Written by Kerstie Blue
I wasn’t fond of a popular phrase in the world of coaching when I first heard it: “The way you show up in one area is the way you show up in every area.” When you first hear it, if it doesn’t immediately ring true for you, it’ll go in one ear and out the other. You’re telling me my issue that I can’t stop eating when I’m full has anything to do with the amount of work on my plate? And the constant fights with my partner because they don’t appreciate me have anything to do with eating too much dessert? Yeah, right. But honestly, yes. Only now, over a year after first hearing the phrase, can I understand the interrelation of these three seemingly unrelated events. If the three situations above – overeating, being overworked, and constantly playing defense against your partner – apply to you, then you’ll hear exactly what I’m about to say.
Let’s get straight into it. Are you ready? Consider the boundaries you hold for yourself in each area of your life:
Health
Relationship
Work
Consider the consistency with which you enforce said boundaries.
Daily or weekly
Before the boundaries are crossed
After the boundaries are crossed
The way you show up in one area is the way you show up in all areas, which in the specific scenario above would mean that you don’t keep boundaries in place to protect yourself, but instead suffer the consequences of things that you can’t seem to have any control over. In the case of overeating: you (rather mindlessly) continue to snack because it’s just so easy. It tastes good and seems to lift your mood. There are only a few more bites… so you finish them anyway. Don’t want to let it go to waste! Meanwhile, you aren’t aware of it, but your stomach is full. Your body is ready to stop eating, but it gets stuffed with one more bite. It’s reached its limit. A few minutes later, you’re feeling massively full. You didn’t respect the boundary of the capacity of your stomach. You chose to push yourself over the edge because you rationalized the last few bites, which are the equivalent of cents on the dollar, are worth more than the feeling of being satisfied but not sick.
In the case of being overworked: your day is full of to-do items that all need to be done yesterday. These items were tasked to you by your boss, so surely, they know your plate is full. Oh, but here’s an email with yet another thing that needs done…by the end of the day. Awesome, now your whole schedule is messed up, and you have to work through dinner yet again. You don’t know that your boss is distracted by some health issues and doesn’t realize how much is on your plate. They assumed that since you’ve been producing so much lately, you’re an incredible machine and can handle anything. This last-minute item should be no problem because they think you’re so good at managing your schedule. Since you don’t often ask for help prioritizing or shifting tasks to others on the team, from the boss’s perspective, you’re incredibly dedicated.

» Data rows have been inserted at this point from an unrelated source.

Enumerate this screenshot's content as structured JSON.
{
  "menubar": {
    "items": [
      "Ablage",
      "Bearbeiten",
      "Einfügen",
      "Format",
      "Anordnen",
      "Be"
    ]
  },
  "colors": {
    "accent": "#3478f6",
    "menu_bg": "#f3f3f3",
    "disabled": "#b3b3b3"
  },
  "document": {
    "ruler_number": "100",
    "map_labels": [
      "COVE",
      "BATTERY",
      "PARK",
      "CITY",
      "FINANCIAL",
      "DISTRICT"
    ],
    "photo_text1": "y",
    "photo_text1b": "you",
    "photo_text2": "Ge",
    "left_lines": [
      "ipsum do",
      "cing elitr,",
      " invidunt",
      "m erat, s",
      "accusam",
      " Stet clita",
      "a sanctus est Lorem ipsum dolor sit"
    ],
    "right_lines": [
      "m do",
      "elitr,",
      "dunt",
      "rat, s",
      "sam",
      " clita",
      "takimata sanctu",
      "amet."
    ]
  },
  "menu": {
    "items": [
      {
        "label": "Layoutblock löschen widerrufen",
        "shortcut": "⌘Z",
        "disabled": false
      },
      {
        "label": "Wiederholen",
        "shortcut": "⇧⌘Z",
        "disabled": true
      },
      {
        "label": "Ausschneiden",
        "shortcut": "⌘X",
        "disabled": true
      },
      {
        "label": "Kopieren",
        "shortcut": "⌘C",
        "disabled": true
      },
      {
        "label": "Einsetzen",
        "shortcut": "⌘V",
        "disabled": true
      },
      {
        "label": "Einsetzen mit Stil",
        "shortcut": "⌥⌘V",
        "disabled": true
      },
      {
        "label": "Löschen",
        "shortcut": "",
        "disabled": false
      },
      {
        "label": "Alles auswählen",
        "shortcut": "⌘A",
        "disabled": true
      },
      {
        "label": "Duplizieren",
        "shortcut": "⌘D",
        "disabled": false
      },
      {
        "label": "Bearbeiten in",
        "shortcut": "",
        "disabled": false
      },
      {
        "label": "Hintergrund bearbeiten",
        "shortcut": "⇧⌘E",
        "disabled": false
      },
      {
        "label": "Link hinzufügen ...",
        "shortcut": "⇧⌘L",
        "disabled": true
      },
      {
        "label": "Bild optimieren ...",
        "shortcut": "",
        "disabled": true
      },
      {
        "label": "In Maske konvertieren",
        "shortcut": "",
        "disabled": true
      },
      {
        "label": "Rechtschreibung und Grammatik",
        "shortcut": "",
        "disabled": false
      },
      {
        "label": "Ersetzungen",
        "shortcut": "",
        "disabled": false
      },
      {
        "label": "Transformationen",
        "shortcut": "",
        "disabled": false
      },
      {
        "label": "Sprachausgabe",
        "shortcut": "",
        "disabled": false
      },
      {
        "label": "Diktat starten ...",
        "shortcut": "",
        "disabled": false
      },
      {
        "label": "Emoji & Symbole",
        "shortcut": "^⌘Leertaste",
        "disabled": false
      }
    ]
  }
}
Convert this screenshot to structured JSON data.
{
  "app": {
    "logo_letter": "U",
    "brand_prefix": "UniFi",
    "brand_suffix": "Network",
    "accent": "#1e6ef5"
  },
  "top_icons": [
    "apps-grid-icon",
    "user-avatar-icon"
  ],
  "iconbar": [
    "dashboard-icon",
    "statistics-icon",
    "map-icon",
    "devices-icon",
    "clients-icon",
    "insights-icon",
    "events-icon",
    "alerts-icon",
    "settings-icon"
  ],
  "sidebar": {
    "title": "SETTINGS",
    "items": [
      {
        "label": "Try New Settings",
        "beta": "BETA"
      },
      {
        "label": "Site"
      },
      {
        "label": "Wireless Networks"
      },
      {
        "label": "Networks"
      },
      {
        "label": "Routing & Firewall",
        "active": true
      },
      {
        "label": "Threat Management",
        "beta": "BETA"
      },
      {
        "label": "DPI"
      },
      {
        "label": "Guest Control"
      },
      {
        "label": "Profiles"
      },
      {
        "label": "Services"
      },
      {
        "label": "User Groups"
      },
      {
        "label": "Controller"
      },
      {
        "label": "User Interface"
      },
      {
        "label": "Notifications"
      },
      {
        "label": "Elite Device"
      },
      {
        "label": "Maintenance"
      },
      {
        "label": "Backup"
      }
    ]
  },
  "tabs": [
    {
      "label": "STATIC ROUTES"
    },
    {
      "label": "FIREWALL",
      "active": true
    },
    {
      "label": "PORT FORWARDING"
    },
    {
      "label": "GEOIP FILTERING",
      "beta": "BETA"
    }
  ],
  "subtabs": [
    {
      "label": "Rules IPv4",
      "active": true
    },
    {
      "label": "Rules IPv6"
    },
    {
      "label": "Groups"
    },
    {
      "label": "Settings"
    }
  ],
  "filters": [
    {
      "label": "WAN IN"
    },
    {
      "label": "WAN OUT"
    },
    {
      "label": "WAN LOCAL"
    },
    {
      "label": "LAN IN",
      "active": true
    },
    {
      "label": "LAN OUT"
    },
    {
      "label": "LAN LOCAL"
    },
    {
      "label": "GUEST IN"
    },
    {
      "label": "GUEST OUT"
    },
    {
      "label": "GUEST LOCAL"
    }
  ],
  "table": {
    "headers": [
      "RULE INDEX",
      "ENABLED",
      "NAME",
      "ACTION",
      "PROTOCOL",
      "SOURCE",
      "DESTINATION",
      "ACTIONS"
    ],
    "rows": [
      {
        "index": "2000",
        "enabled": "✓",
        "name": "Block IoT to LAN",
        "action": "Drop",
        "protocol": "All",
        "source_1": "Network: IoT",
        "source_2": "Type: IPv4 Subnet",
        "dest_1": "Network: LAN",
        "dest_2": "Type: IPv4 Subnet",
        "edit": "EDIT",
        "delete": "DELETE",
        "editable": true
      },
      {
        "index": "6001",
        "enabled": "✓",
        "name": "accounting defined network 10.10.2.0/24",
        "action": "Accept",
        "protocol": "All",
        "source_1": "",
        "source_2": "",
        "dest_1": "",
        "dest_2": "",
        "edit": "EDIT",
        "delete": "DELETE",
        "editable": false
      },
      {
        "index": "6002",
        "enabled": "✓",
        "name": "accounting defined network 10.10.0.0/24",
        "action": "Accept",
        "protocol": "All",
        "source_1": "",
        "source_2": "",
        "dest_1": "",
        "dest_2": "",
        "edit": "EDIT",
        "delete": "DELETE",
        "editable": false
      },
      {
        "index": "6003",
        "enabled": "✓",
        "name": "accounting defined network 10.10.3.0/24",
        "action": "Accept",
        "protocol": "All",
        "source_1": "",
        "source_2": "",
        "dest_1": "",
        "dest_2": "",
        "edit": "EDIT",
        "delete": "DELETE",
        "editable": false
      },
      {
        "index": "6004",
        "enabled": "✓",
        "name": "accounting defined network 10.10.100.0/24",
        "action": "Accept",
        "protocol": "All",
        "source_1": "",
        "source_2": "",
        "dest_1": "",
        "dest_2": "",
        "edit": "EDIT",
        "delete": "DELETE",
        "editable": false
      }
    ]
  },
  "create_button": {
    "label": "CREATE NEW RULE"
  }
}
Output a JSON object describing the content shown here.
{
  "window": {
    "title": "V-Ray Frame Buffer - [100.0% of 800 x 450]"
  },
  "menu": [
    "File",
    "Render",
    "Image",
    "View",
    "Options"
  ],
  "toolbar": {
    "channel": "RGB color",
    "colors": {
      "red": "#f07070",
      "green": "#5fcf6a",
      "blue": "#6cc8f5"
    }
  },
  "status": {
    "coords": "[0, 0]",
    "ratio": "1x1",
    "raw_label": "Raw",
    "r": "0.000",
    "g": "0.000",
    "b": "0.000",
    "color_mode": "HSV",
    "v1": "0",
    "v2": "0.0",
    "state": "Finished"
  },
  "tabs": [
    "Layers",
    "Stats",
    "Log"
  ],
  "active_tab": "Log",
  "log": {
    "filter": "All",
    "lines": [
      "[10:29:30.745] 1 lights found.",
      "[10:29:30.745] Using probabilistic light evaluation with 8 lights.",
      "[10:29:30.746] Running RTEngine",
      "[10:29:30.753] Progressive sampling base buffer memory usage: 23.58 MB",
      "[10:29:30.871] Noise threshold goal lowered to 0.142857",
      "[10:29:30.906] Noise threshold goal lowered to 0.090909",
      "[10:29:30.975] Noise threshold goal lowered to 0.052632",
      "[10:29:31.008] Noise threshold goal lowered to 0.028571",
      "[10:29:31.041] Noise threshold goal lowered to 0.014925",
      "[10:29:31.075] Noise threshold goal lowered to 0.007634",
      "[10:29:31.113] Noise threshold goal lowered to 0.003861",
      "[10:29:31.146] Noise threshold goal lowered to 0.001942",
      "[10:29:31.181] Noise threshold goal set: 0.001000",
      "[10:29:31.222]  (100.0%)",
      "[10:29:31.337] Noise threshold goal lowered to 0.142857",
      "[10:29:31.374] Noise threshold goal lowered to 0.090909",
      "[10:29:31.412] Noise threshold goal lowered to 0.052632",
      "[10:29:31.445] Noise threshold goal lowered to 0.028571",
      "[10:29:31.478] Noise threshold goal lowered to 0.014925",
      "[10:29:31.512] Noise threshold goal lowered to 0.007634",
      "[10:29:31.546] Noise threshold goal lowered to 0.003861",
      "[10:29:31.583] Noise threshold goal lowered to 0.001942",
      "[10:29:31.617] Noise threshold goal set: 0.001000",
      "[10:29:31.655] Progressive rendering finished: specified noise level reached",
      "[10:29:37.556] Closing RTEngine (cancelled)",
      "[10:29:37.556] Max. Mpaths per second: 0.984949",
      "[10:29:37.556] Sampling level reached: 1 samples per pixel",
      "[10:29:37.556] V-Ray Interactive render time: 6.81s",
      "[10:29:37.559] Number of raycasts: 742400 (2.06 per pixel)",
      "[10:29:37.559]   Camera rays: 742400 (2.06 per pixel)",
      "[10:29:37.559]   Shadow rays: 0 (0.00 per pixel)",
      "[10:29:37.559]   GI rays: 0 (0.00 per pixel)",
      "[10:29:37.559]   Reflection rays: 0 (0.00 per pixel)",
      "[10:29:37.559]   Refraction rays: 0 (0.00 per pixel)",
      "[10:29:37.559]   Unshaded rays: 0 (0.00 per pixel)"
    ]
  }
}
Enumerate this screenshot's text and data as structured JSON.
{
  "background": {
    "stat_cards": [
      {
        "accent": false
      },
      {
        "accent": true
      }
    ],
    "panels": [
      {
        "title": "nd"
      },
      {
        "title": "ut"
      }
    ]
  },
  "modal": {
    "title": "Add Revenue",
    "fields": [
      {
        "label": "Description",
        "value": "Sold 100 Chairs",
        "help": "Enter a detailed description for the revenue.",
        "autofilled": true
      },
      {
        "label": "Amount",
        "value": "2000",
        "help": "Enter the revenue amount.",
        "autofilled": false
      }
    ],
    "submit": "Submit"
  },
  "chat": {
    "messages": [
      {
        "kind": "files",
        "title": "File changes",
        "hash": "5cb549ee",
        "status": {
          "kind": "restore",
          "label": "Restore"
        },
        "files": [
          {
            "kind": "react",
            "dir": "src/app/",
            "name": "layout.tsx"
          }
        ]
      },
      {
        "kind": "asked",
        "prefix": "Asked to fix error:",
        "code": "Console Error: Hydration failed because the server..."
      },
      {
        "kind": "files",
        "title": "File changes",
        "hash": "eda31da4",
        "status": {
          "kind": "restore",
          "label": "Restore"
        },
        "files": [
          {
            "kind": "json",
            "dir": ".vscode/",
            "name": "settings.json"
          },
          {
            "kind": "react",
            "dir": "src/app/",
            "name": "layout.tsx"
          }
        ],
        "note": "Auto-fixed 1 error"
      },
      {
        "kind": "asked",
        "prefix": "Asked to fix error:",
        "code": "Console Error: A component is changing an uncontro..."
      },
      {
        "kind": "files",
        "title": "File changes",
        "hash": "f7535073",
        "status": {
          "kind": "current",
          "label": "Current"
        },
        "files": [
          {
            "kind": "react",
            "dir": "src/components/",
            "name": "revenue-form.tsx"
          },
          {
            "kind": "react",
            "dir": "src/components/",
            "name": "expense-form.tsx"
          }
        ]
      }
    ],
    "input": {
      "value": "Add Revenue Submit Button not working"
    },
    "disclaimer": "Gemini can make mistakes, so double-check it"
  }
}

In the case of fighting with your partner: you help your partner by doing little tasks that create massive efficiencies in their day, like making their meals, putting away their laundry, and keeping track of their appointments. You’re already doing these things yourself, so that’s just a little more. It’s not like it takes you that long…but it does mean you didn’t have time to sit down today or to take that bath you were daydreaming about. Come to think of it, many of the things you don’t get to do are direct because you spend your time doing things that capable adults could do for themselves. Your partner feels so supported when you have their back for the things they can’t get to. They appreciate the generosity of your time and wonder what they can do to help you. You seem to have everything covered, and they are hard-pressed to find an opportunity to lend a hand. They’re not aware that you’re tired and sacrificing so much because they see their strong, capable partner that’s the glue of the household. They don’t want to disrupt the flow of what seems to be working well. Why fix something that’s not broken? In each of these situations, there’s an assumption on your part that everything is on your shoulders. You are the one who must sacrifice, and it’s not a huge deal: the one instance of overeating, working late, or taking care of someone else’s responsibilities is an easy choice at the moment – just do it. But what happens when you “just do it” one time too much? When you can’t take it. Enough is enough.
Boundaries are meant to be proactive protection so that life remains in balance. If you’re finding yourself fed up with something, odds are, there’s a pattern in your life – you’re not taking an active role in advocating for your well-being across the board. Consider other areas in your life where boundaries may be overstepped or maybe even non-existent. What actions can you take on the front end to ensure the end result is different?